Cette année, ma mère était souffrante le jour de la Saint-Louis ; je fis les honneurs du dîner donné à l’ambassade pour la fête du Roi. Milord Liverpool était à côté de moi. Un petit chien que j’aimais beaucoup, ayant échappé à sa consigne, vint se jeter tout à travers du dîner officiel à ma grande contrariété. Les gens voulaient l’emporter mais il se réfugiait sous la table. Afin de faciliter sa capture, je l’attirai en lui offrant à manger. Lord Liverpool arrêta mon bras et me dit :

« Ne le trahissez pas, vous pervertiriez ses principes (You will spoil its morals). »

Je levai la tête en riant, mais je trouvai une expression si solennelle sur la physionomie du noble lord que j’en fus déconcertée. Le chien trahi fut emporté, et je ne sais encore à l’heure actuelle quel degré de sérieux il y avait dans la remarque du ministre, car il était méthodiste jusqu’au puritanisme.

On ne saurait imaginer, lorsqu’on n’a pas été à même de l’apprécier, à quel point, dans l’esprit d’un anglais, l’homme privé sait se séparer de l’homme d’État. Tandis que l’un se refuse avec indignation à la moindre démarche qui blesse la délicatesse la plus susceptible, l’autre se jette sans hésiter dans l’acte le plus machiavélique et propre à troubler le sort des nations, s’il peut en résulter la chance d’un profit quelconque pour la vieille Angleterre.

De la même main dont lord Liverpool arrêtait la mienne dans ma trahison du petit chien, il aurait signé hardiment la reddition de Parga, au risque de la tragédie qui s’en est suivie.

L’autre propos me fut tenu par lord Sidmouth, assis à ma gauche le même jour ; il m’est souvent revenu à la mémoire et même m’a fait règle de conduite. Nous parlions de je ne sais quel jeune ménage auquel un petit accroissement de revenu serait nécessaire pour être à son aise.

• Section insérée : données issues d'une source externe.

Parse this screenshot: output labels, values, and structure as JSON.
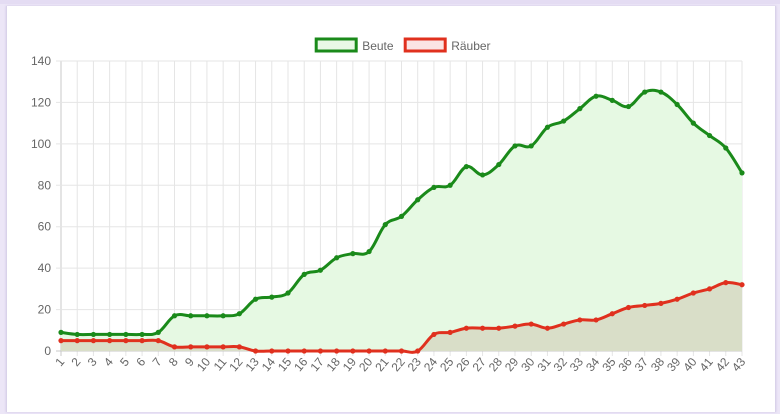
{
  "chart_data": {
    "type": "line",
    "x": [
      1,
      2,
      3,
      4,
      5,
      6,
      7,
      8,
      9,
      10,
      11,
      12,
      13,
      14,
      15,
      16,
      17,
      18,
      19,
      20,
      21,
      22,
      23,
      24,
      25,
      26,
      27,
      28,
      29,
      30,
      31,
      32,
      33,
      34,
      35,
      36,
      37,
      38,
      39,
      40,
      41,
      42,
      43
    ],
    "ylim": [
      0,
      140
    ],
    "yticks": [
      0,
      20,
      40,
      60,
      80,
      100,
      120,
      140
    ],
    "grid": true,
    "legend_position": "top-center",
    "series": [
      {
        "name": "Beute",
        "color": "#1a8a1a",
        "fill": "#e6f9e3",
        "values": [
          9,
          8,
          8,
          8,
          8,
          8,
          9,
          17,
          17,
          17,
          17,
          18,
          25,
          26,
          28,
          37,
          39,
          45,
          47,
          48,
          61,
          65,
          73,
          79,
          80,
          89,
          85,
          90,
          99,
          99,
          108,
          111,
          117,
          123,
          121,
          118,
          125,
          125,
          119,
          110,
          104,
          98,
          86
        ]
      },
      {
        "name": "Räuber",
        "color": "#e0301e",
        "fill": "rgba(190,160,140,0.30)",
        "values": [
          5,
          5,
          5,
          5,
          5,
          5,
          5,
          2,
          2,
          2,
          2,
          2,
          0,
          0,
          0,
          0,
          0,
          0,
          0,
          0,
          0,
          0,
          0,
          8,
          9,
          11,
          11,
          11,
          12,
          13,
          11,
          13,
          15,
          15,
          18,
          21,
          22,
          23,
          25,
          28,
          30,
          33,
          32
        ]
      }
    ]
  }
}
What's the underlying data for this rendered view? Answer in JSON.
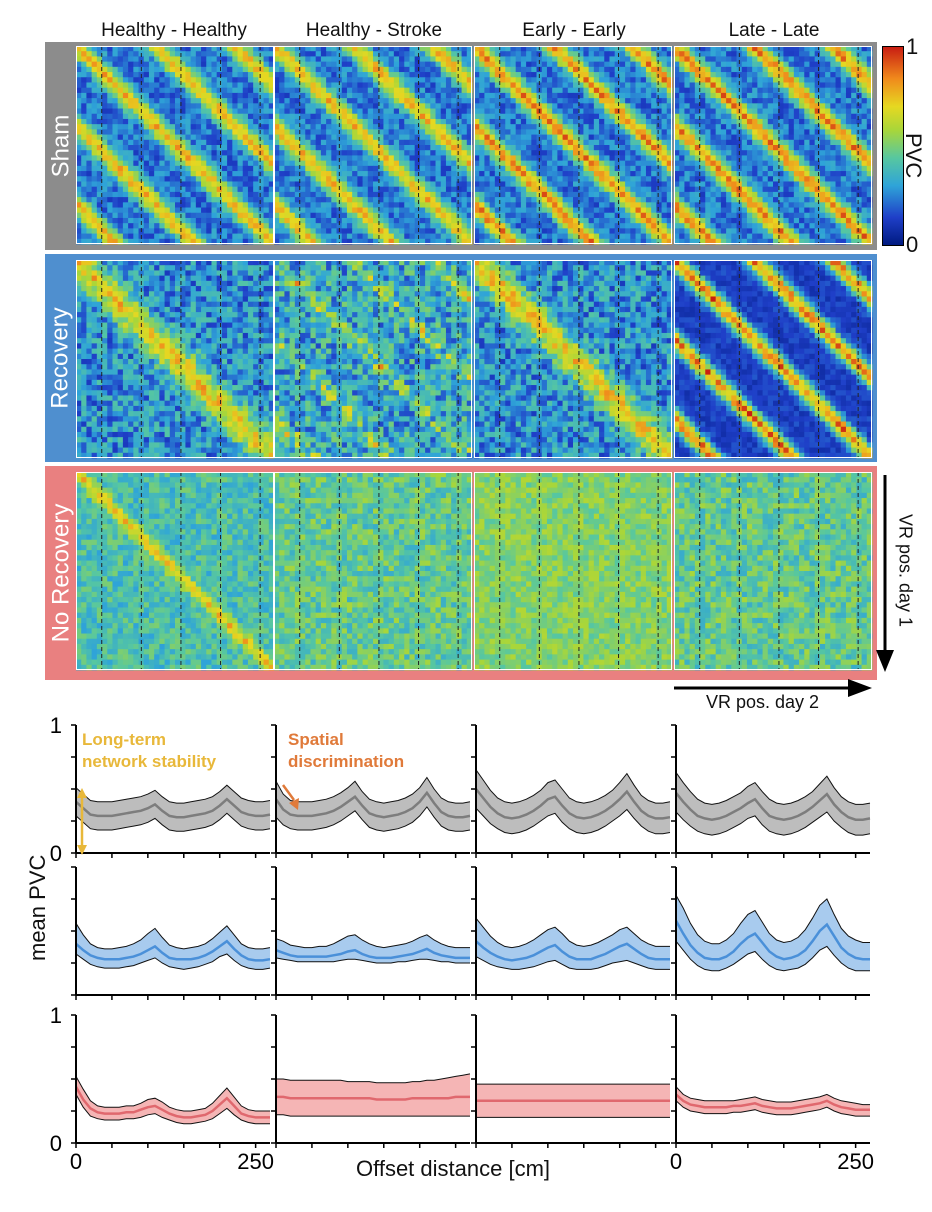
{
  "column_titles": [
    "Healthy - Healthy",
    "Healthy - Stroke",
    "Early - Early",
    "Late - Late"
  ],
  "row_labels": [
    "Sham",
    "Recovery",
    "No Recovery"
  ],
  "row_colors": {
    "Sham": "#8c8c8c",
    "Recovery": "#4f8fcf",
    "No Recovery": "#e98080"
  },
  "colorbar": {
    "label": "PVC",
    "max_label": "1",
    "min_label": "0",
    "colormap": [
      "#001a80",
      "#1f3fc8",
      "#2fa4d8",
      "#57c7a0",
      "#a8d63a",
      "#e6d821",
      "#f08a1c",
      "#c81d12"
    ]
  },
  "axis_arrows": {
    "vertical": "VR pos. day 1",
    "horizontal": "VR pos. day 2"
  },
  "annotations": {
    "stability": "Long-term\nnetwork stability",
    "stability_color": "#e8b83a",
    "discrimination": "Spatial\ndiscrimination",
    "discrimination_color": "#e07a3a"
  },
  "chart_data": {
    "type": "line",
    "title": "",
    "xlabel": "Offset distance [cm]",
    "ylabel": "mean PVC",
    "xlim": [
      0,
      270
    ],
    "ylim": [
      0,
      1
    ],
    "xticks": [
      0,
      250
    ],
    "yticks_labeled": [
      0,
      1
    ],
    "x": [
      0,
      10,
      20,
      30,
      40,
      50,
      60,
      70,
      80,
      90,
      100,
      110,
      120,
      130,
      140,
      150,
      160,
      170,
      180,
      190,
      200,
      210,
      220,
      230,
      240,
      250,
      260,
      270
    ],
    "panels": [
      {
        "row": "Sham",
        "column": "Healthy - Healthy",
        "mean": [
          0.4,
          0.35,
          0.3,
          0.29,
          0.29,
          0.29,
          0.3,
          0.31,
          0.32,
          0.33,
          0.35,
          0.38,
          0.33,
          0.29,
          0.28,
          0.28,
          0.29,
          0.3,
          0.31,
          0.33,
          0.37,
          0.42,
          0.37,
          0.32,
          0.3,
          0.29,
          0.29,
          0.3
        ],
        "upper": [
          0.51,
          0.46,
          0.41,
          0.4,
          0.4,
          0.4,
          0.41,
          0.42,
          0.43,
          0.44,
          0.46,
          0.49,
          0.44,
          0.4,
          0.39,
          0.39,
          0.4,
          0.41,
          0.42,
          0.44,
          0.48,
          0.53,
          0.48,
          0.43,
          0.41,
          0.4,
          0.4,
          0.41
        ],
        "lower": [
          0.29,
          0.24,
          0.19,
          0.18,
          0.18,
          0.18,
          0.19,
          0.2,
          0.21,
          0.22,
          0.24,
          0.27,
          0.22,
          0.18,
          0.17,
          0.17,
          0.18,
          0.19,
          0.2,
          0.22,
          0.26,
          0.31,
          0.26,
          0.21,
          0.19,
          0.18,
          0.18,
          0.19
        ]
      },
      {
        "row": "Sham",
        "column": "Healthy - Stroke",
        "mean": [
          0.42,
          0.34,
          0.3,
          0.29,
          0.29,
          0.29,
          0.3,
          0.31,
          0.33,
          0.36,
          0.4,
          0.44,
          0.37,
          0.31,
          0.29,
          0.28,
          0.29,
          0.3,
          0.32,
          0.35,
          0.4,
          0.47,
          0.39,
          0.32,
          0.29,
          0.28,
          0.28,
          0.29
        ],
        "upper": [
          0.56,
          0.46,
          0.41,
          0.4,
          0.4,
          0.4,
          0.41,
          0.42,
          0.44,
          0.47,
          0.51,
          0.56,
          0.48,
          0.42,
          0.4,
          0.39,
          0.4,
          0.41,
          0.43,
          0.46,
          0.51,
          0.59,
          0.5,
          0.43,
          0.4,
          0.39,
          0.39,
          0.4
        ],
        "lower": [
          0.28,
          0.22,
          0.19,
          0.18,
          0.18,
          0.18,
          0.19,
          0.2,
          0.22,
          0.25,
          0.29,
          0.33,
          0.26,
          0.2,
          0.18,
          0.17,
          0.18,
          0.19,
          0.21,
          0.24,
          0.29,
          0.36,
          0.28,
          0.21,
          0.18,
          0.17,
          0.17,
          0.18
        ]
      },
      {
        "row": "Sham",
        "column": "Early - Early",
        "mean": [
          0.5,
          0.43,
          0.36,
          0.31,
          0.28,
          0.27,
          0.28,
          0.3,
          0.33,
          0.37,
          0.42,
          0.44,
          0.37,
          0.31,
          0.28,
          0.27,
          0.28,
          0.3,
          0.33,
          0.37,
          0.42,
          0.48,
          0.4,
          0.33,
          0.29,
          0.27,
          0.27,
          0.28
        ],
        "upper": [
          0.65,
          0.57,
          0.49,
          0.43,
          0.4,
          0.39,
          0.4,
          0.42,
          0.45,
          0.49,
          0.55,
          0.57,
          0.5,
          0.43,
          0.4,
          0.39,
          0.4,
          0.42,
          0.45,
          0.49,
          0.55,
          0.62,
          0.53,
          0.45,
          0.41,
          0.39,
          0.39,
          0.4
        ],
        "lower": [
          0.35,
          0.29,
          0.23,
          0.19,
          0.16,
          0.15,
          0.16,
          0.18,
          0.21,
          0.25,
          0.29,
          0.31,
          0.24,
          0.19,
          0.16,
          0.15,
          0.16,
          0.18,
          0.21,
          0.25,
          0.29,
          0.34,
          0.27,
          0.21,
          0.17,
          0.15,
          0.15,
          0.16
        ]
      },
      {
        "row": "Sham",
        "column": "Late - Late",
        "mean": [
          0.47,
          0.4,
          0.34,
          0.29,
          0.27,
          0.26,
          0.27,
          0.29,
          0.32,
          0.35,
          0.39,
          0.42,
          0.35,
          0.29,
          0.27,
          0.26,
          0.27,
          0.29,
          0.32,
          0.36,
          0.41,
          0.46,
          0.38,
          0.32,
          0.28,
          0.26,
          0.26,
          0.27
        ],
        "upper": [
          0.63,
          0.55,
          0.48,
          0.42,
          0.39,
          0.38,
          0.39,
          0.41,
          0.44,
          0.47,
          0.52,
          0.55,
          0.48,
          0.42,
          0.39,
          0.38,
          0.39,
          0.41,
          0.44,
          0.48,
          0.54,
          0.6,
          0.51,
          0.44,
          0.4,
          0.38,
          0.38,
          0.39
        ],
        "lower": [
          0.32,
          0.26,
          0.21,
          0.17,
          0.15,
          0.14,
          0.15,
          0.17,
          0.2,
          0.23,
          0.27,
          0.29,
          0.22,
          0.17,
          0.15,
          0.14,
          0.15,
          0.17,
          0.2,
          0.24,
          0.28,
          0.32,
          0.25,
          0.2,
          0.16,
          0.14,
          0.14,
          0.15
        ]
      },
      {
        "row": "Recovery",
        "column": "Healthy - Healthy",
        "mean": [
          0.4,
          0.35,
          0.31,
          0.29,
          0.28,
          0.28,
          0.28,
          0.29,
          0.3,
          0.32,
          0.35,
          0.38,
          0.33,
          0.29,
          0.28,
          0.28,
          0.28,
          0.29,
          0.31,
          0.34,
          0.38,
          0.42,
          0.36,
          0.31,
          0.28,
          0.27,
          0.27,
          0.28
        ],
        "upper": [
          0.56,
          0.47,
          0.4,
          0.37,
          0.36,
          0.36,
          0.37,
          0.38,
          0.4,
          0.43,
          0.48,
          0.52,
          0.45,
          0.39,
          0.37,
          0.36,
          0.37,
          0.38,
          0.4,
          0.44,
          0.49,
          0.54,
          0.47,
          0.4,
          0.37,
          0.36,
          0.36,
          0.37
        ],
        "lower": [
          0.32,
          0.28,
          0.24,
          0.22,
          0.21,
          0.21,
          0.21,
          0.22,
          0.23,
          0.25,
          0.27,
          0.29,
          0.25,
          0.22,
          0.21,
          0.2,
          0.21,
          0.22,
          0.24,
          0.26,
          0.3,
          0.32,
          0.27,
          0.23,
          0.21,
          0.2,
          0.2,
          0.21
        ]
      },
      {
        "row": "Recovery",
        "column": "Healthy - Stroke",
        "mean": [
          0.35,
          0.33,
          0.31,
          0.3,
          0.3,
          0.3,
          0.3,
          0.3,
          0.31,
          0.32,
          0.34,
          0.35,
          0.32,
          0.3,
          0.29,
          0.29,
          0.29,
          0.3,
          0.31,
          0.32,
          0.34,
          0.36,
          0.33,
          0.31,
          0.3,
          0.29,
          0.29,
          0.29
        ],
        "upper": [
          0.44,
          0.42,
          0.39,
          0.38,
          0.37,
          0.37,
          0.38,
          0.38,
          0.4,
          0.43,
          0.46,
          0.47,
          0.43,
          0.4,
          0.38,
          0.37,
          0.38,
          0.39,
          0.4,
          0.42,
          0.45,
          0.47,
          0.43,
          0.4,
          0.38,
          0.37,
          0.37,
          0.37
        ],
        "lower": [
          0.29,
          0.28,
          0.27,
          0.26,
          0.26,
          0.26,
          0.26,
          0.26,
          0.26,
          0.27,
          0.28,
          0.28,
          0.27,
          0.26,
          0.25,
          0.25,
          0.25,
          0.26,
          0.26,
          0.27,
          0.28,
          0.28,
          0.27,
          0.26,
          0.26,
          0.25,
          0.25,
          0.25
        ]
      },
      {
        "row": "Recovery",
        "column": "Early - Early",
        "mean": [
          0.42,
          0.37,
          0.33,
          0.3,
          0.28,
          0.27,
          0.28,
          0.29,
          0.31,
          0.34,
          0.37,
          0.39,
          0.34,
          0.3,
          0.28,
          0.28,
          0.28,
          0.3,
          0.32,
          0.35,
          0.38,
          0.4,
          0.36,
          0.32,
          0.29,
          0.28,
          0.28,
          0.28
        ],
        "upper": [
          0.6,
          0.53,
          0.46,
          0.41,
          0.38,
          0.37,
          0.38,
          0.4,
          0.43,
          0.47,
          0.51,
          0.53,
          0.48,
          0.42,
          0.39,
          0.38,
          0.39,
          0.41,
          0.44,
          0.47,
          0.51,
          0.53,
          0.48,
          0.43,
          0.4,
          0.38,
          0.38,
          0.38
        ],
        "lower": [
          0.3,
          0.27,
          0.24,
          0.22,
          0.21,
          0.2,
          0.2,
          0.21,
          0.22,
          0.24,
          0.26,
          0.27,
          0.24,
          0.21,
          0.2,
          0.2,
          0.2,
          0.21,
          0.23,
          0.25,
          0.26,
          0.27,
          0.25,
          0.23,
          0.21,
          0.2,
          0.2,
          0.2
        ]
      },
      {
        "row": "Recovery",
        "column": "Late - Late",
        "mean": [
          0.58,
          0.48,
          0.39,
          0.33,
          0.29,
          0.28,
          0.28,
          0.3,
          0.34,
          0.4,
          0.45,
          0.48,
          0.41,
          0.34,
          0.3,
          0.28,
          0.29,
          0.31,
          0.35,
          0.42,
          0.5,
          0.55,
          0.46,
          0.37,
          0.32,
          0.29,
          0.28,
          0.28
        ],
        "upper": [
          0.78,
          0.68,
          0.56,
          0.47,
          0.42,
          0.4,
          0.4,
          0.43,
          0.48,
          0.56,
          0.63,
          0.66,
          0.57,
          0.48,
          0.43,
          0.41,
          0.42,
          0.45,
          0.51,
          0.6,
          0.7,
          0.75,
          0.63,
          0.52,
          0.46,
          0.43,
          0.41,
          0.41
        ],
        "lower": [
          0.42,
          0.35,
          0.28,
          0.23,
          0.2,
          0.19,
          0.19,
          0.21,
          0.24,
          0.28,
          0.32,
          0.34,
          0.28,
          0.23,
          0.2,
          0.19,
          0.2,
          0.21,
          0.24,
          0.29,
          0.35,
          0.38,
          0.31,
          0.25,
          0.21,
          0.19,
          0.19,
          0.19
        ]
      },
      {
        "row": "No Recovery",
        "column": "Healthy - Healthy",
        "mean": [
          0.44,
          0.34,
          0.27,
          0.24,
          0.23,
          0.23,
          0.23,
          0.24,
          0.24,
          0.26,
          0.28,
          0.29,
          0.26,
          0.23,
          0.21,
          0.2,
          0.2,
          0.21,
          0.22,
          0.25,
          0.3,
          0.35,
          0.29,
          0.23,
          0.21,
          0.2,
          0.2,
          0.2
        ],
        "upper": [
          0.52,
          0.42,
          0.33,
          0.29,
          0.28,
          0.28,
          0.28,
          0.29,
          0.29,
          0.31,
          0.34,
          0.35,
          0.32,
          0.28,
          0.26,
          0.25,
          0.25,
          0.26,
          0.27,
          0.31,
          0.37,
          0.43,
          0.36,
          0.29,
          0.26,
          0.25,
          0.25,
          0.25
        ],
        "lower": [
          0.38,
          0.28,
          0.21,
          0.19,
          0.18,
          0.18,
          0.18,
          0.19,
          0.19,
          0.2,
          0.22,
          0.23,
          0.2,
          0.18,
          0.16,
          0.15,
          0.15,
          0.16,
          0.17,
          0.19,
          0.23,
          0.27,
          0.22,
          0.18,
          0.16,
          0.15,
          0.15,
          0.15
        ]
      },
      {
        "row": "No Recovery",
        "column": "Healthy - Stroke",
        "mean": [
          0.36,
          0.36,
          0.35,
          0.35,
          0.35,
          0.35,
          0.35,
          0.35,
          0.35,
          0.35,
          0.35,
          0.35,
          0.35,
          0.35,
          0.34,
          0.34,
          0.34,
          0.34,
          0.34,
          0.35,
          0.35,
          0.35,
          0.35,
          0.35,
          0.35,
          0.36,
          0.36,
          0.36
        ],
        "upper": [
          0.5,
          0.5,
          0.49,
          0.49,
          0.49,
          0.49,
          0.49,
          0.49,
          0.49,
          0.49,
          0.48,
          0.48,
          0.48,
          0.48,
          0.47,
          0.47,
          0.47,
          0.47,
          0.47,
          0.48,
          0.48,
          0.49,
          0.49,
          0.5,
          0.51,
          0.52,
          0.53,
          0.54
        ],
        "lower": [
          0.22,
          0.22,
          0.21,
          0.21,
          0.21,
          0.21,
          0.21,
          0.21,
          0.21,
          0.21,
          0.21,
          0.21,
          0.21,
          0.21,
          0.21,
          0.21,
          0.21,
          0.21,
          0.21,
          0.21,
          0.21,
          0.21,
          0.21,
          0.21,
          0.21,
          0.21,
          0.21,
          0.21
        ]
      },
      {
        "row": "No Recovery",
        "column": "Early - Early",
        "mean": [
          0.33,
          0.33,
          0.33,
          0.33,
          0.33,
          0.33,
          0.33,
          0.33,
          0.33,
          0.33,
          0.33,
          0.33,
          0.33,
          0.33,
          0.33,
          0.33,
          0.33,
          0.33,
          0.33,
          0.33,
          0.33,
          0.33,
          0.33,
          0.33,
          0.33,
          0.33,
          0.33,
          0.33
        ],
        "upper": [
          0.46,
          0.46,
          0.46,
          0.46,
          0.46,
          0.46,
          0.46,
          0.46,
          0.46,
          0.46,
          0.46,
          0.46,
          0.46,
          0.46,
          0.46,
          0.46,
          0.46,
          0.46,
          0.46,
          0.46,
          0.46,
          0.46,
          0.46,
          0.46,
          0.46,
          0.46,
          0.46,
          0.46
        ],
        "lower": [
          0.2,
          0.2,
          0.2,
          0.2,
          0.2,
          0.2,
          0.2,
          0.2,
          0.2,
          0.2,
          0.2,
          0.2,
          0.2,
          0.2,
          0.2,
          0.2,
          0.2,
          0.2,
          0.2,
          0.2,
          0.2,
          0.2,
          0.2,
          0.2,
          0.2,
          0.2,
          0.2,
          0.2
        ]
      },
      {
        "row": "No Recovery",
        "column": "Late - Late",
        "mean": [
          0.38,
          0.33,
          0.3,
          0.29,
          0.28,
          0.28,
          0.28,
          0.28,
          0.29,
          0.29,
          0.3,
          0.31,
          0.29,
          0.28,
          0.27,
          0.27,
          0.27,
          0.28,
          0.29,
          0.3,
          0.31,
          0.33,
          0.3,
          0.28,
          0.27,
          0.26,
          0.26,
          0.26
        ],
        "upper": [
          0.44,
          0.38,
          0.35,
          0.34,
          0.33,
          0.33,
          0.33,
          0.33,
          0.33,
          0.34,
          0.35,
          0.36,
          0.34,
          0.33,
          0.32,
          0.32,
          0.32,
          0.33,
          0.34,
          0.35,
          0.36,
          0.38,
          0.35,
          0.33,
          0.32,
          0.31,
          0.3,
          0.3
        ],
        "lower": [
          0.33,
          0.28,
          0.25,
          0.24,
          0.23,
          0.23,
          0.23,
          0.23,
          0.24,
          0.24,
          0.25,
          0.26,
          0.24,
          0.23,
          0.22,
          0.22,
          0.22,
          0.23,
          0.24,
          0.25,
          0.26,
          0.28,
          0.25,
          0.23,
          0.22,
          0.21,
          0.21,
          0.21
        ]
      }
    ],
    "line_colors": {
      "Sham": "#7d7d7d",
      "Recovery": "#4a90d9",
      "No Recovery": "#e0686e"
    },
    "fill_colors": {
      "Sham": "#bdbdbd",
      "Recovery": "#a8cbee",
      "No Recovery": "#f5b5b5"
    }
  }
}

« Cela se peut dire, répondit lord Sidmouth, cependant je leur conseillerais volontiers de se contenter de ce qu’ils ont ; car ils n’y gagneraient rien s’ils obtenaient davantage. Je n’ai jamais connu personne, dans aucune circonstance ni dans aucune position, qui n’eût besoin d’un peu plus pour en avoir assez (A little more to make enough). »

Cette morale pratique m’a paru très éminemment sage et bonne à se rappeler pour son compte. Toutes les fois que je me suis surprise à regretter la privation de quelque fantaisie, je me suis répété que tout le monde réclamait « a little more to make enough » et me suis tenue pour satisfaite.